I'm hoping you guys can offer a solution to my problem. 
I have the Bosch combo router. In general I find it very difficult to loosen. Sometimes the palms of my hands become very sore. I'm thinking the problem is a result of over tightening. However, I'm always hesitant to tighten in less because I'm afraid the bit will fly out. I wish there was a device I could build or buy to squeeze the wrenches together. Since I am a woman, I also wonder if the size of my hands in the problem. I've tried using a vise but that felt awkward, and I worry it will place uneven pressure on the collet and ruin the threading. Any suggestions would be appreciated!
Thanks in advance.

Kim


----------



## CanuckGal (Nov 26, 2008)

Kim I have the same issue with all of the routers I own so it's not a Bosch issue. I think you hit the nail on the head with the "over tightening". That is not good for the bit or the collet either. But how much is too much? Router wrences are always those thin metal types, hard to grip and just plain hard on the hands. My solution was to dip them in hot glue at work and give them a "plastic" coating that is less slippery as well. You can buy commercial products that will do the same. The fast and cheap solution is to wrap then with electrical or duct tape. I prefer duct tape, less slippery then electrical tape.

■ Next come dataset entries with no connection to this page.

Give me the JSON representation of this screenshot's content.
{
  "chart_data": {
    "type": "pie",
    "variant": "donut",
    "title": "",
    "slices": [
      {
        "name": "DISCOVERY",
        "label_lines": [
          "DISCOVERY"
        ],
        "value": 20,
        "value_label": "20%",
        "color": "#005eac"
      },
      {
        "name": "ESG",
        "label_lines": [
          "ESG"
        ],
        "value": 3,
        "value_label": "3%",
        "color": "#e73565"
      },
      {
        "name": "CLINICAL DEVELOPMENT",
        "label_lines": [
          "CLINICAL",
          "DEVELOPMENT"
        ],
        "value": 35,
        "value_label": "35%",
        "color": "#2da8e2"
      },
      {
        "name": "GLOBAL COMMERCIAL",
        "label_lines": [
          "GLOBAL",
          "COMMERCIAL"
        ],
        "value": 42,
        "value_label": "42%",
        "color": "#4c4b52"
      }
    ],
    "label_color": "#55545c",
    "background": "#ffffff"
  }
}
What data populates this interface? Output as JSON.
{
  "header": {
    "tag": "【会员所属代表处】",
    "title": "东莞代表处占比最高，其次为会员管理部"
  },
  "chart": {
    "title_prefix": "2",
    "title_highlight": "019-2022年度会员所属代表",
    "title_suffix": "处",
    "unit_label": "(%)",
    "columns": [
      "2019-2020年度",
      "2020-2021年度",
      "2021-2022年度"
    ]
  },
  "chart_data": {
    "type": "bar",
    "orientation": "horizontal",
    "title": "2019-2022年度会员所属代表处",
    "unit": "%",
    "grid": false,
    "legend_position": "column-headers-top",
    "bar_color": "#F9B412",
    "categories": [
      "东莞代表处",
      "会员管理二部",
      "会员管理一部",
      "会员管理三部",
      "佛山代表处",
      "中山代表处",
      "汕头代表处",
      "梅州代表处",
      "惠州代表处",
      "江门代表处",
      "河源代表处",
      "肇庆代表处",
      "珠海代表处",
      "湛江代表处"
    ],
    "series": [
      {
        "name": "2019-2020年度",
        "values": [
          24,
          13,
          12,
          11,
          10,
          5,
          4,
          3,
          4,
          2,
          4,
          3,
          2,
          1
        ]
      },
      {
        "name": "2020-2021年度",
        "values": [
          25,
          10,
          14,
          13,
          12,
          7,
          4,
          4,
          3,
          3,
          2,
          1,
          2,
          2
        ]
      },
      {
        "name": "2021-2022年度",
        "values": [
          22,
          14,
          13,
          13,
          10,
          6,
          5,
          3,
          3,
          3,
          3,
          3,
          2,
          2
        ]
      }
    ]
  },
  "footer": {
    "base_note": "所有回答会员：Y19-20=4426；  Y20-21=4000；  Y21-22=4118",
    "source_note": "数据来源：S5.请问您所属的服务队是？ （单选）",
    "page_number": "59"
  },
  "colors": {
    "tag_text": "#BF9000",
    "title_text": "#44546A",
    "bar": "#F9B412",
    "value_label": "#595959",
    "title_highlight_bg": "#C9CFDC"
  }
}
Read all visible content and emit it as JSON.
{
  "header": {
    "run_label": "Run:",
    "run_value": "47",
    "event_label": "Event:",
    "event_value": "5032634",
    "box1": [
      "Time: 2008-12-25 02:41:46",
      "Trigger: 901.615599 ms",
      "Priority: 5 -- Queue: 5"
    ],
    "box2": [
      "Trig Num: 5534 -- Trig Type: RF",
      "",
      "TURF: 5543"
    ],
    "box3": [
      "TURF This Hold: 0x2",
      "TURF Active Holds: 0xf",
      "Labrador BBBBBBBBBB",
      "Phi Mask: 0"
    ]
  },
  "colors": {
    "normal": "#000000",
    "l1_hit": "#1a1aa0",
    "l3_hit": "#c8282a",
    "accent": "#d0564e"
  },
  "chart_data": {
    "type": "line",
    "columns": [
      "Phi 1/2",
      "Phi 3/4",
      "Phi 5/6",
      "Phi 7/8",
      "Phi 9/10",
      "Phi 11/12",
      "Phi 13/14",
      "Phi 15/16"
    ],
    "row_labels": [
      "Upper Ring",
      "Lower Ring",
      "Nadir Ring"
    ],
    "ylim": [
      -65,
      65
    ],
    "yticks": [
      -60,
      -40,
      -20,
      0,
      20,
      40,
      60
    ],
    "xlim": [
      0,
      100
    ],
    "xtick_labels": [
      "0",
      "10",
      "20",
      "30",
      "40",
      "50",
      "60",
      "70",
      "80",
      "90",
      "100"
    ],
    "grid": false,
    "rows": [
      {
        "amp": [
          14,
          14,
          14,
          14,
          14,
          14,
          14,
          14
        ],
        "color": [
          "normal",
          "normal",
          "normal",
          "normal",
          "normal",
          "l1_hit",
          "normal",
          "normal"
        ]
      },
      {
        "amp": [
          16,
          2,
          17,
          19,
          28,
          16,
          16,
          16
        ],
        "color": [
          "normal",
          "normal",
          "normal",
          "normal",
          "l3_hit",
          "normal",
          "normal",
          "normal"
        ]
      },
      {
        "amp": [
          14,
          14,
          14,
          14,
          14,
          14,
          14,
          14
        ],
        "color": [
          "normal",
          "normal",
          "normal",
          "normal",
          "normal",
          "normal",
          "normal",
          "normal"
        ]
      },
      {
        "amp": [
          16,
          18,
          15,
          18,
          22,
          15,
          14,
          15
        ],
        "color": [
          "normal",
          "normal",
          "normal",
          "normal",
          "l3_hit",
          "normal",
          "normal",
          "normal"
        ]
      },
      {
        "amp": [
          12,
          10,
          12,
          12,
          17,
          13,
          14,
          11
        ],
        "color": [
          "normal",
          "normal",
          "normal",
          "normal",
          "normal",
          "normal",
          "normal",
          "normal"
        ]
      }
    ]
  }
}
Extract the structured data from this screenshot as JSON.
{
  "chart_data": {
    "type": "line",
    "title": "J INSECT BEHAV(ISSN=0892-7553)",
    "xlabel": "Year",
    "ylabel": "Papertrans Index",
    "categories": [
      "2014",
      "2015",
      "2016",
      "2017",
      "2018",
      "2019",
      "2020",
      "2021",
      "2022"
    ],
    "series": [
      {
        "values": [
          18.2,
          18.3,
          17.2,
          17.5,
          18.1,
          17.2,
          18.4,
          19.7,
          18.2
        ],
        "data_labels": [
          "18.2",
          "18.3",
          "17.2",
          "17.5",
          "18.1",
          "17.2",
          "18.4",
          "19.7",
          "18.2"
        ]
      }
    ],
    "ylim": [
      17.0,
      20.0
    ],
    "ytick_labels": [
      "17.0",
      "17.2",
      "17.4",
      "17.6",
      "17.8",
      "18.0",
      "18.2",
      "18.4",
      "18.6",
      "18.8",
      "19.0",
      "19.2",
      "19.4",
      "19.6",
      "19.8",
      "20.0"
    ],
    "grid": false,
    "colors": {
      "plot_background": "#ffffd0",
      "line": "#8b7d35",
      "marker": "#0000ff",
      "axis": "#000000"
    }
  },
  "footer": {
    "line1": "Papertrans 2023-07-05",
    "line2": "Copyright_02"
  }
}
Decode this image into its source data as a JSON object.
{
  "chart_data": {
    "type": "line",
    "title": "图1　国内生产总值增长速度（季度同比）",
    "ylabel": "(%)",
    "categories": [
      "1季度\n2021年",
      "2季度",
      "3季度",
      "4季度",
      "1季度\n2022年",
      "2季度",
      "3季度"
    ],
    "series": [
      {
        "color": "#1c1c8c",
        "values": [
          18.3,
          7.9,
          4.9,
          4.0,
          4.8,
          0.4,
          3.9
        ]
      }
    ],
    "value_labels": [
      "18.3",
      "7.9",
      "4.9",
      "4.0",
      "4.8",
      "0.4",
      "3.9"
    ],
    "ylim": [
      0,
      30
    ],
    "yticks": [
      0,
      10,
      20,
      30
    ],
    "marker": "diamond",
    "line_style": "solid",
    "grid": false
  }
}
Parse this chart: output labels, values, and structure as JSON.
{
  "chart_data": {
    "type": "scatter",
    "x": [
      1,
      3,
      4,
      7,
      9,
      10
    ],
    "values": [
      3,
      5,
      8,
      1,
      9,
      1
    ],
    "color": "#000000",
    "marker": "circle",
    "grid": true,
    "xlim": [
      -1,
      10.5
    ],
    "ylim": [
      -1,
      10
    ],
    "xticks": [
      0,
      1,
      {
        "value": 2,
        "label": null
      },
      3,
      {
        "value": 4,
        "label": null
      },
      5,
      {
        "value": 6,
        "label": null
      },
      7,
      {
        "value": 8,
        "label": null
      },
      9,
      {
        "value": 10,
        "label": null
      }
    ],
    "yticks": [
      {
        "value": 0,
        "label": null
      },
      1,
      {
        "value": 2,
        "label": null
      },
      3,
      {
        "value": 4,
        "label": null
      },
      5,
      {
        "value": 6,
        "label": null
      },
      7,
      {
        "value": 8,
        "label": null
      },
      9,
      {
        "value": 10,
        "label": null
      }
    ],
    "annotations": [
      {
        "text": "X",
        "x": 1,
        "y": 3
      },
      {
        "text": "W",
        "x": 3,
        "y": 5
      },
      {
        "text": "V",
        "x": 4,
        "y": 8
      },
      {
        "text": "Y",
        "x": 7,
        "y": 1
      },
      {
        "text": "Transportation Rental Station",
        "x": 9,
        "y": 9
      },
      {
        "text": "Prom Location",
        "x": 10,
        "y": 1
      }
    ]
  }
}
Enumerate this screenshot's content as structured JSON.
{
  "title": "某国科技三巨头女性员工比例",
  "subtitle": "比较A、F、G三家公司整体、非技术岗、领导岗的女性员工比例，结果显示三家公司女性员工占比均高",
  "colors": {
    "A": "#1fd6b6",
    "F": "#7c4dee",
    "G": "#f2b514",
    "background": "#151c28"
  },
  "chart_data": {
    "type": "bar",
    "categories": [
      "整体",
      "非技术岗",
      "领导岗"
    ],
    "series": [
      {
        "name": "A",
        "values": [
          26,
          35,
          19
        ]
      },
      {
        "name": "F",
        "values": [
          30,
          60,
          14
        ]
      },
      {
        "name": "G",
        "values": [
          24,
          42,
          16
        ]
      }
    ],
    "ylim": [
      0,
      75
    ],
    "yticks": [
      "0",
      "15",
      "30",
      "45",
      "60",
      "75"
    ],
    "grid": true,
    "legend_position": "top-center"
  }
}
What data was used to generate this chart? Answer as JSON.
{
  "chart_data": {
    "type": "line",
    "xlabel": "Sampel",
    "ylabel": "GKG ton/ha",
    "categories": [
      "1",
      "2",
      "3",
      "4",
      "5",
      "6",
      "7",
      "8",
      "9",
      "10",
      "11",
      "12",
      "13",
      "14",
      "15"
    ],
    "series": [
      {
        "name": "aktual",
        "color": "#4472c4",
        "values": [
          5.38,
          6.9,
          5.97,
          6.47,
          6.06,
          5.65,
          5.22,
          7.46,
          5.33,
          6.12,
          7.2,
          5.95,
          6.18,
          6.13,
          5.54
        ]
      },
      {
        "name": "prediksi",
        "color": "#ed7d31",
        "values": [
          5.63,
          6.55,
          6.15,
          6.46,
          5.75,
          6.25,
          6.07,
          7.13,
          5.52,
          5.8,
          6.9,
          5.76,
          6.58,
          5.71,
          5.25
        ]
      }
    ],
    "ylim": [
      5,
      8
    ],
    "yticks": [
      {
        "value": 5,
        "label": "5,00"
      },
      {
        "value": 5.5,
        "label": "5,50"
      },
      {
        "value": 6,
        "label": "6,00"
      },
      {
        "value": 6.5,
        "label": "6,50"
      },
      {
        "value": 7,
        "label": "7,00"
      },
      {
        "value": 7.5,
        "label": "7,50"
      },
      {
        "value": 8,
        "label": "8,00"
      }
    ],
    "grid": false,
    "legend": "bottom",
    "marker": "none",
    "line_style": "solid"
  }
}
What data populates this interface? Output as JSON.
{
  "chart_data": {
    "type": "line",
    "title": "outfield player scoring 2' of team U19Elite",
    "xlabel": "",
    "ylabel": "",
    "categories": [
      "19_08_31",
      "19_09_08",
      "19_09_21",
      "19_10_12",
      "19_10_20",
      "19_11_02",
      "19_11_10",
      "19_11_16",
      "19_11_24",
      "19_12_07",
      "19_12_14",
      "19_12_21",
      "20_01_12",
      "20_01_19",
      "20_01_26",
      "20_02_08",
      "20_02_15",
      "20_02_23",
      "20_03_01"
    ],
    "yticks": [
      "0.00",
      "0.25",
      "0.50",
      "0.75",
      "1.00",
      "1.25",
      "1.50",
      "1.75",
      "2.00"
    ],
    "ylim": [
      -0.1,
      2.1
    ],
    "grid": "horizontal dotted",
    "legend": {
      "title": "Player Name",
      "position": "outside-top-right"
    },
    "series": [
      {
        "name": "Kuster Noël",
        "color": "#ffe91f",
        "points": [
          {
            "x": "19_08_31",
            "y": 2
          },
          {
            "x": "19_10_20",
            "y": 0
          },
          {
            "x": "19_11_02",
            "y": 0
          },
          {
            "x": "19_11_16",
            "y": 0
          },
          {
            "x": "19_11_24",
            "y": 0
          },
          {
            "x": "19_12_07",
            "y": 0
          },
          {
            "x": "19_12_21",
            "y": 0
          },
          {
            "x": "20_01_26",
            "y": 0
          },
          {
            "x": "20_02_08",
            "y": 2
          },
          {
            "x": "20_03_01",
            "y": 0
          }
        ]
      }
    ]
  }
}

It gives them a bit of a cushion on the hands.
Most of my routers have a spindle lock so the collet can be tightened or loosened with one wrench, but I prefer the two wrench method. I get a better feel for how tight I am getting it. Once I have it snug, I use a light squeeze method on the two wrenches to lock it down. Not too much - the same method should work in reverse to loosen the bit.


----------



## jw2170 (Jan 24, 2008)

Welcome to the forum, Kim


----------



## Waterblue (Jul 1, 2011)

Hey, thanks a lot for the tape idea! I can't believe I didn't think of that.


----------



## papawd (Jan 5, 2011)

The 2 wrench method with a squeeze is usually all that is needed


----------



## del schisler (Feb 2, 2006)

Waterblue said:


> Hello everyone,
> 
> I'm hoping you guys can offer a solution to my problem.
> I have the Bosch combo router. In general I find it very difficult to loosen. Sometimes the palms of my hands become very sore. I'm thinking the problem is a result of over tightening. However, I'm always hesitant to tighten in less because I'm afraid the bit will fly out. I wish there was a device I could build or buy to squeeze the wrenches together. Since I am a woman, I also wonder if the size of my hands in the problem. I've tried using a vise but that felt awkward, and I worry it will place uneven pressure on the collet and ruin the threading. Any suggestions would be appreciated!
> ...


I have a bosch and other router's. What i do is take the smaller of the wrehch and put it on the router shaft and let it rest on the router base and than take the other wrench and with both hand's move it to open up the collet . work's for me


----------



## annaatkins (Nov 30, 2011)

del schisler said:


> I have a bosch and other router's. What i do is take the smaller of the wrehch and put it on the router shaft and let it rest on the router base and than take the other wrench and with both hand's move it to open up the collet . work's for me


Nice to see there are other ladies around here and share the same problems.I'm rather new to the forum so nice to 'meet' you !


----------



## robersonjr (Dec 5, 2009)

The best solution is to install the quick change chuck found at whitesiderouterbits.com. This will eliminate the need to use the wrenches at all. Robbie


----------